She built her reputation on picking tech trends. Now she is having to defend bailing out of Nvidia.

(Bloomberg Opinion) -- Cathie Wood is supposed to be the stock guru that spots the next secular tech trend, capable of transforming your dollars into millions. Recently, she has been caught wrong-footed.

The meteoric rise in Nvidia Corp.’s shares prompted the founder of Ark Investment Management to defend the decision to cut holdings in the chipmaker in January. Wood’s flagship ARK Innovation ETF has missed out on most of Nvidia’s $600 billion rally this year, and therefore underperformed plain-vanilla index funds that track the Nasdaq. 

During an interview on Bloomberg TV, Wood seemed frustrated. Last Thursday, when a trading frenzy added $184 billion in market value to Nvidia’s stock, UiPath Inc., a mid-cap AI play favored by the ARK funds, lost 11%. UiPath’s management talked too much “macro” during its earnings call, lamented Wood.

“We’re just pivoting to another set of plays that most people have not discovered yet,” Wood said. “Much like they did not understand that Nvidia was an AI play, really, until very recently.” Balking at Nvidia’s valuation of 25 times expected sales, she prefers the likes of UiPath, which trades at just over six times.

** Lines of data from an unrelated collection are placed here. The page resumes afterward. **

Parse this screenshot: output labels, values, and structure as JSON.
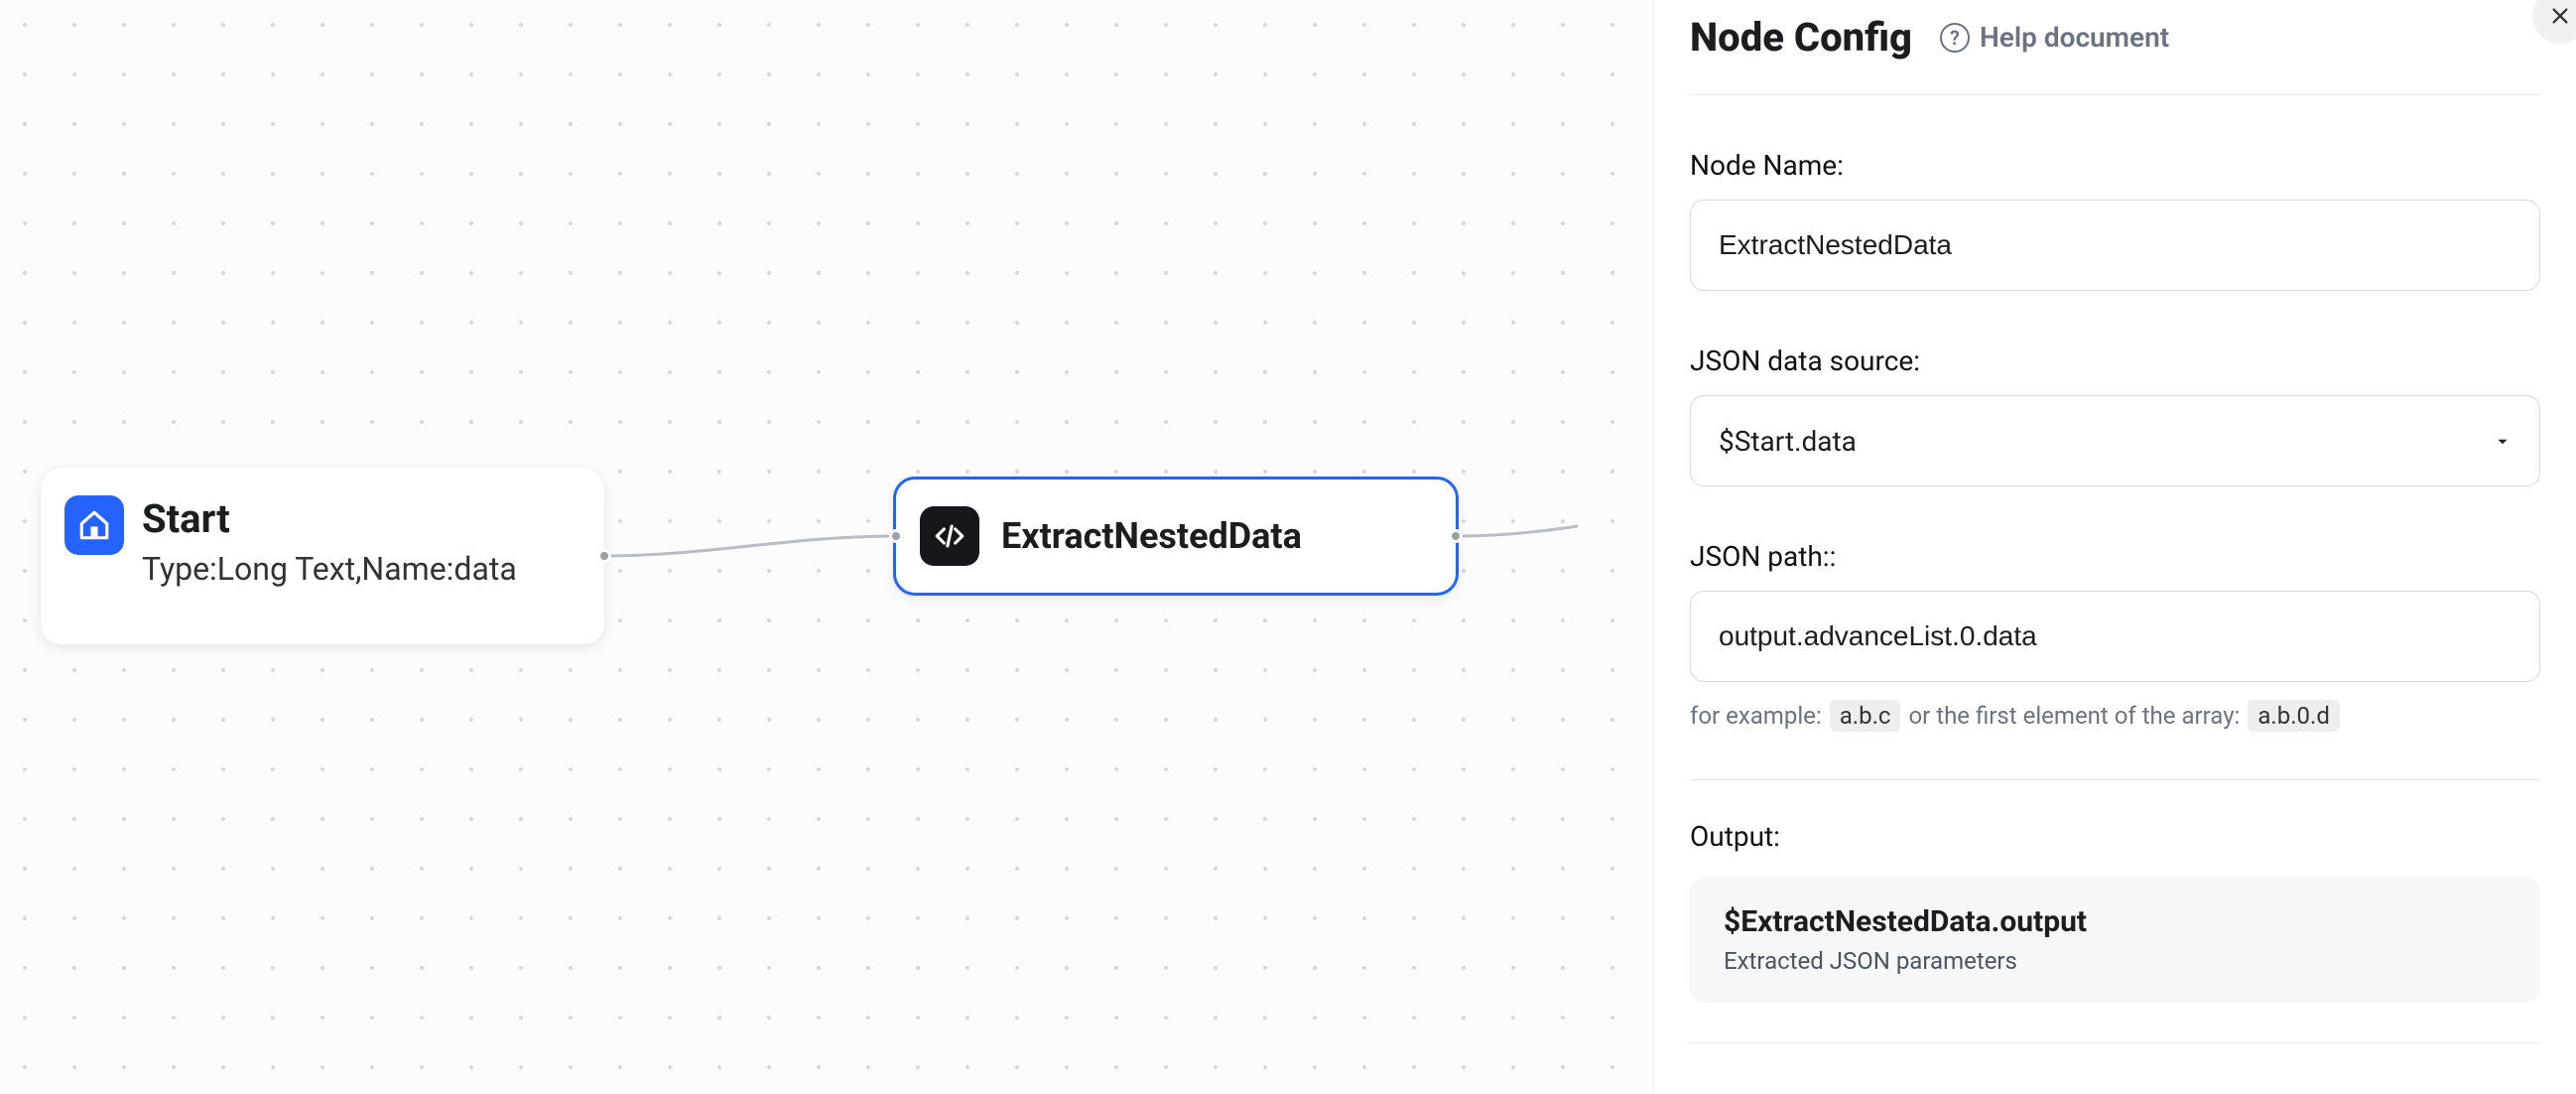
{
  "canvas": {
    "startNode": {
      "title": "Start",
      "subtitle": "Type:Long Text,Name:data"
    },
    "extractNode": {
      "title": "ExtractNestedData"
    }
  },
  "panel": {
    "title": "Node Config",
    "helpLabel": "Help document",
    "nodeName": {
      "label": "Node Name:",
      "value": "ExtractNestedData"
    },
    "dataSource": {
      "label": "JSON data source:",
      "value": "$Start.data"
    },
    "jsonPath": {
      "label": "JSON path::",
      "value": "output.advanceList.0.data",
      "hintPrefix": "for example:",
      "hintExample1": "a.b.c",
      "hintMiddle": "or the first element of the array:",
      "hintExample2": "a.b.0.d"
    },
    "output": {
      "label": "Output:",
      "variable": "$ExtractNestedData.output",
      "description": "Extracted JSON parameters"
    }
  }
}
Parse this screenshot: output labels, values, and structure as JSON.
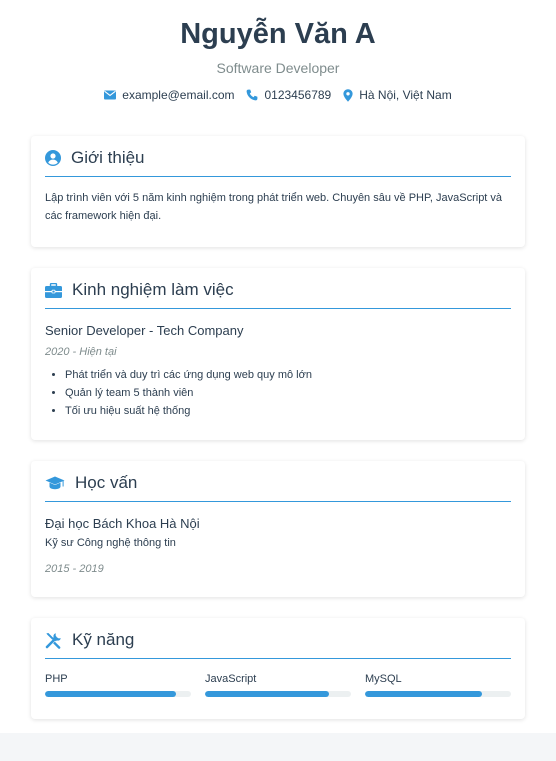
{
  "profile": {
    "name": "Nguyễn Văn A",
    "title": "Software Developer",
    "contact": {
      "email": "example@email.com",
      "phone": "0123456789",
      "location": "Hà Nội, Việt Nam"
    }
  },
  "colors": {
    "accent": "#3498db",
    "text": "#2c3e50",
    "muted": "#7f8c8d"
  },
  "sections": {
    "about": {
      "title": "Giới thiệu",
      "icon": "user-icon",
      "text": "Lập trình viên với 5 năm kinh nghiệm trong phát triển web. Chuyên sâu về PHP, JavaScript và các framework hiện đại."
    },
    "experience": {
      "title": "Kinh nghiệm làm việc",
      "icon": "briefcase-icon",
      "job_title": "Senior Developer - Tech Company",
      "period": "2020 - Hiện tại",
      "bullets": [
        "Phát triển và duy trì các ứng dụng web quy mô lớn",
        "Quản lý team 5 thành viên",
        "Tối ưu hiệu suất hệ thống"
      ]
    },
    "education": {
      "title": "Học vấn",
      "icon": "graduation-cap-icon",
      "school": "Đại học Bách Khoa Hà Nội",
      "degree": "Kỹ sư Công nghệ thông tin",
      "period": "2015 - 2019"
    },
    "skills": {
      "title": "Kỹ năng",
      "icon": "tools-icon",
      "items": [
        {
          "name": "PHP",
          "level": 0.9
        },
        {
          "name": "JavaScript",
          "level": 0.85
        },
        {
          "name": "MySQL",
          "level": 0.8
        }
      ]
    }
  }
}
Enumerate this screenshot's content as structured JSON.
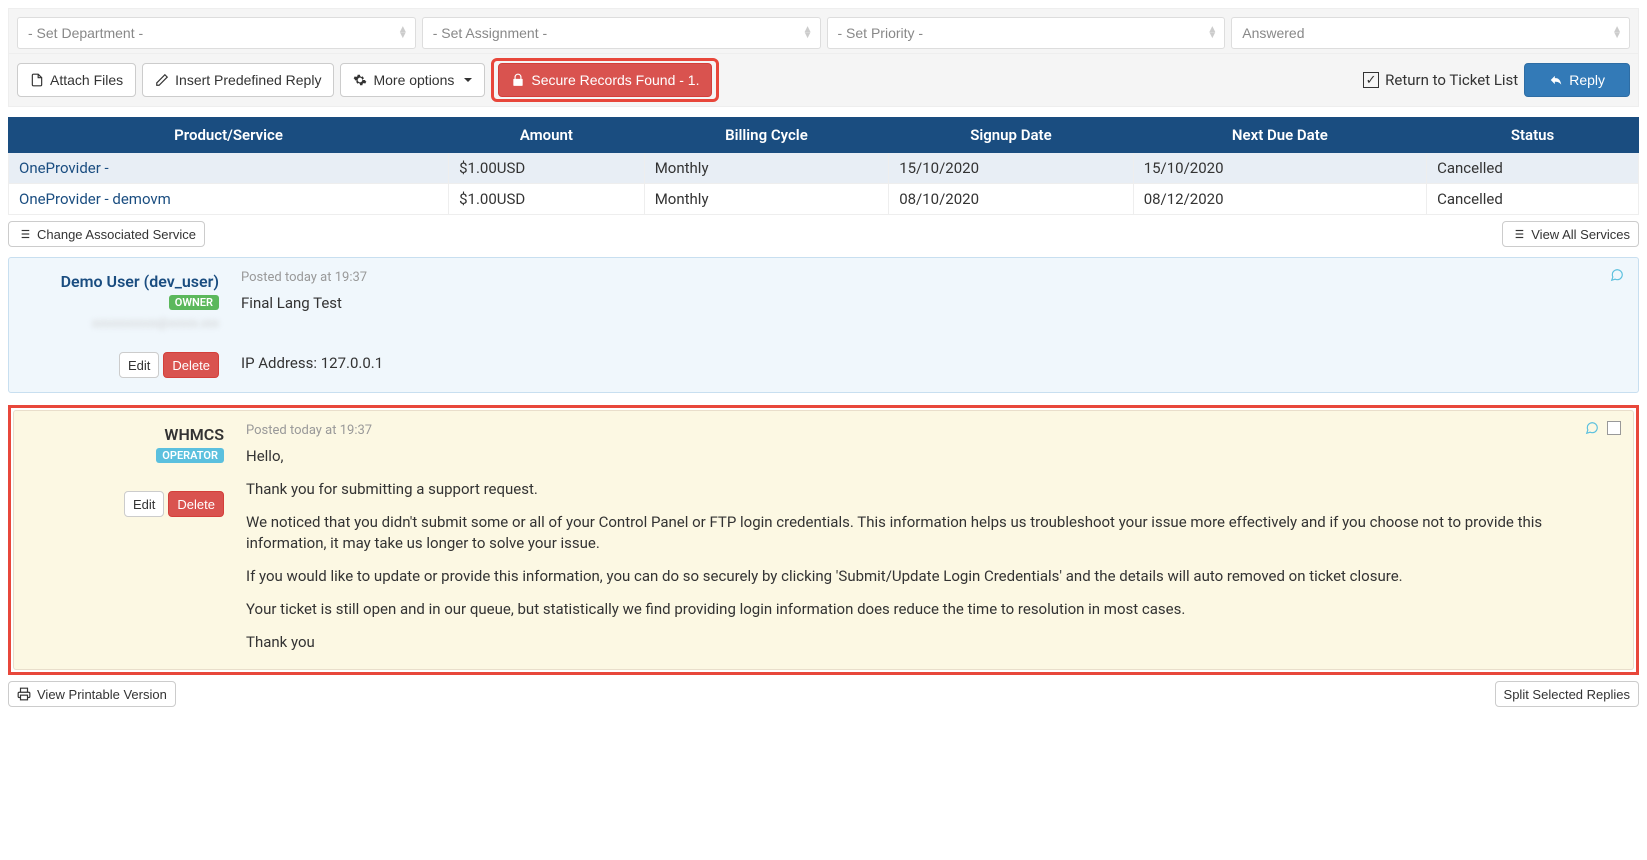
{
  "toolbar": {
    "department_placeholder": "- Set Department -",
    "assignment_placeholder": "- Set Assignment -",
    "priority_placeholder": "- Set Priority -",
    "status_value": "Answered",
    "attach_files": "Attach Files",
    "insert_predefined": "Insert Predefined Reply",
    "more_options": "More options",
    "secure_records": "Secure Records Found - 1.",
    "return_to_list": "Return to Ticket List",
    "reply": "Reply"
  },
  "services": {
    "headers": {
      "product": "Product/Service",
      "amount": "Amount",
      "cycle": "Billing Cycle",
      "signup": "Signup Date",
      "due": "Next Due Date",
      "status": "Status"
    },
    "rows": [
      {
        "product": "OneProvider -",
        "amount": "$1.00USD",
        "cycle": "Monthly",
        "signup": "15/10/2020",
        "due": "15/10/2020",
        "status": "Cancelled"
      },
      {
        "product": "OneProvider - demovm",
        "amount": "$1.00USD",
        "cycle": "Monthly",
        "signup": "08/10/2020",
        "due": "08/12/2020",
        "status": "Cancelled"
      }
    ],
    "change_assoc": "Change Associated Service",
    "view_all": "View All Services"
  },
  "posts": [
    {
      "author": "Demo User (dev_user)",
      "badge": "OWNER",
      "posted": "Posted today at 19:37",
      "body_lines": [
        "Final Lang Test"
      ],
      "ip": "IP Address: 127.0.0.1",
      "edit": "Edit",
      "delete": "Delete"
    },
    {
      "author": "WHMCS",
      "badge": "OPERATOR",
      "posted": "Posted today at 19:37",
      "body_lines": [
        "Hello,",
        "Thank you for submitting a support request.",
        "We noticed that you didn't submit some or all of your Control Panel or FTP login credentials. This information helps us troubleshoot your issue more effectively and if you choose not to provide this information, it may take us longer to solve your issue.",
        "If you would like to update or provide this information, you can do so securely by clicking 'Submit/Update Login Credentials' and the details will auto removed on ticket closure.",
        "Your ticket is still open and in our queue, but statistically we find providing login information does reduce the time to resolution in most cases.",
        "Thank you"
      ],
      "edit": "Edit",
      "delete": "Delete"
    }
  ],
  "bottom": {
    "printable": "View Printable Version",
    "split": "Split Selected Replies"
  }
}
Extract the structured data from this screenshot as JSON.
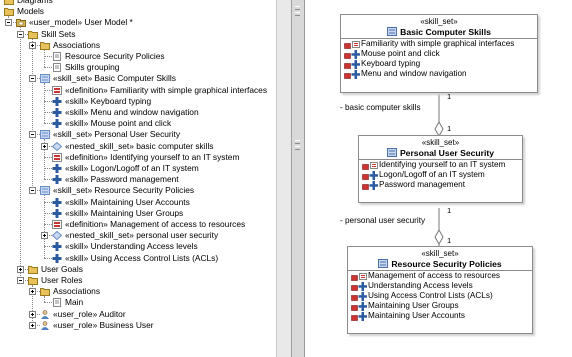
{
  "tree": {
    "rows": [
      {
        "label": "Diagrams",
        "indent": 1,
        "icon": "folder-icon",
        "expander": "plus"
      },
      {
        "label": "Models",
        "indent": 1,
        "icon": "folder-icon",
        "expander": "minus"
      },
      {
        "label": "«user_model» User Model *",
        "indent": 2,
        "icon": "package-icon",
        "expander": "minus"
      },
      {
        "label": "Skill Sets",
        "indent": 3,
        "icon": "folder-icon",
        "expander": "minus"
      },
      {
        "label": "Associations",
        "indent": 4,
        "icon": "folder-icon",
        "expander": "plus"
      },
      {
        "label": "Resource Security Policies",
        "indent": 5,
        "icon": "diagram-icon",
        "expander": ""
      },
      {
        "label": "Skills grouping",
        "indent": 5,
        "icon": "diagram-icon",
        "expander": ""
      },
      {
        "label": "«skill_set» Basic Computer Skills",
        "indent": 4,
        "icon": "skill-set-icon",
        "expander": "minus"
      },
      {
        "label": "«definition» Familiarity with simple graphical interfaces",
        "indent": 5,
        "icon": "definition-icon",
        "expander": ""
      },
      {
        "label": "«skill» Keyboard typing",
        "indent": 5,
        "icon": "skill-icon",
        "expander": ""
      },
      {
        "label": "«skill» Menu and window navigation",
        "indent": 5,
        "icon": "skill-icon",
        "expander": ""
      },
      {
        "label": "«skill» Mouse point and click",
        "indent": 5,
        "icon": "skill-icon",
        "expander": ""
      },
      {
        "label": "«skill_set» Personal User Security",
        "indent": 4,
        "icon": "skill-set-icon",
        "expander": "minus"
      },
      {
        "label": "«nested_skill_set» basic computer skills",
        "indent": 5,
        "icon": "nested-skill-set-icon",
        "expander": "plus"
      },
      {
        "label": "«definition» Identifying yourself to an IT system",
        "indent": 5,
        "icon": "definition-icon",
        "expander": ""
      },
      {
        "label": "«skill» Logon/Logoff of an IT system",
        "indent": 5,
        "icon": "skill-icon",
        "expander": ""
      },
      {
        "label": "«skill» Password management",
        "indent": 5,
        "icon": "skill-icon",
        "expander": ""
      },
      {
        "label": "«skill_set» Resource Security Policies",
        "indent": 4,
        "icon": "skill-set-icon",
        "expander": "minus"
      },
      {
        "label": "«skill» Maintaining User Accounts",
        "indent": 5,
        "icon": "skill-icon",
        "expander": ""
      },
      {
        "label": "«skill» Maintaining User Groups",
        "indent": 5,
        "icon": "skill-icon",
        "expander": ""
      },
      {
        "label": "«definition» Management of access to resources",
        "indent": 5,
        "icon": "definition-icon",
        "expander": ""
      },
      {
        "label": "«nested_skill_set» personal user security",
        "indent": 5,
        "icon": "nested-skill-set-icon",
        "expander": "plus"
      },
      {
        "label": "«skill» Understanding Access levels",
        "indent": 5,
        "icon": "skill-icon",
        "expander": ""
      },
      {
        "label": "«skill» Using Access Control Lists (ACLs)",
        "indent": 5,
        "icon": "skill-icon",
        "expander": ""
      },
      {
        "label": "User Goals",
        "indent": 3,
        "icon": "folder-icon",
        "expander": "plus"
      },
      {
        "label": "User Roles",
        "indent": 3,
        "icon": "folder-icon",
        "expander": "minus"
      },
      {
        "label": "Associations",
        "indent": 4,
        "icon": "folder-icon",
        "expander": "plus"
      },
      {
        "label": "Main",
        "indent": 5,
        "icon": "diagram-icon",
        "expander": ""
      },
      {
        "label": "«user_role» Auditor",
        "indent": 4,
        "icon": "user-role-icon",
        "expander": "plus"
      },
      {
        "label": "«user_role» Business User",
        "indent": 4,
        "icon": "user-role-icon",
        "expander": "plus"
      }
    ]
  },
  "diagram": {
    "classes": [
      {
        "stereotype": "«skill_set»",
        "name": "Basic Computer Skills",
        "items": [
          {
            "text": "Familiarity with simple graphical interfaces",
            "icon": "definition-icon"
          },
          {
            "text": "Mouse point and click",
            "icon": "skill-icon"
          },
          {
            "text": "Keyboard typing",
            "icon": "skill-icon"
          },
          {
            "text": "Menu and window navigation",
            "icon": "skill-icon"
          }
        ]
      },
      {
        "stereotype": "«skill_set»",
        "name": "Personal User Security",
        "items": [
          {
            "text": "Identifying yourself to an IT system",
            "icon": "definition-icon"
          },
          {
            "text": "Logon/Logoff of an IT system",
            "icon": "skill-icon"
          },
          {
            "text": "Password management",
            "icon": "skill-icon"
          }
        ]
      },
      {
        "stereotype": "«skill_set»",
        "name": "Resource Security Policies",
        "items": [
          {
            "text": "Management of access to resources",
            "icon": "definition-icon"
          },
          {
            "text": "Understanding Access levels",
            "icon": "skill-icon"
          },
          {
            "text": "Using Access Control Lists (ACLs)",
            "icon": "skill-icon"
          },
          {
            "text": "Maintaining User Groups",
            "icon": "skill-icon"
          },
          {
            "text": "Maintaining User Accounts",
            "icon": "skill-icon"
          }
        ]
      }
    ],
    "associations": [
      {
        "role": "- basic computer skills",
        "mult_top": "1",
        "mult_bottom": "1"
      },
      {
        "role": "- personal user security",
        "mult_top": "1",
        "mult_bottom": "1"
      }
    ]
  },
  "colors": {
    "folder": "#e8c15a",
    "skill": "#2c5aa0",
    "definition": "#cc3333",
    "skill_set": "#6a8fc8"
  }
}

It’s interesting that Wood is starting to complain about lofty valuations, which she did not shy away from in the past. She famously had a $3,000 price target for Tesla Inc. and was sticking with $1 million Bitcoin forecast earlier this year.

Of course, Wood can continue with her treasure hunt. But as a portfolio manager, she should know that “macro” matters. In fact, during the early days of the pandemic, her ARK funds were a major beneficiary. The Federal Reserve’s aggressive quantitative easing enriched consumers with government stimulus checks and whetted their appetite for the high-flying growth stocks that ARK prefers.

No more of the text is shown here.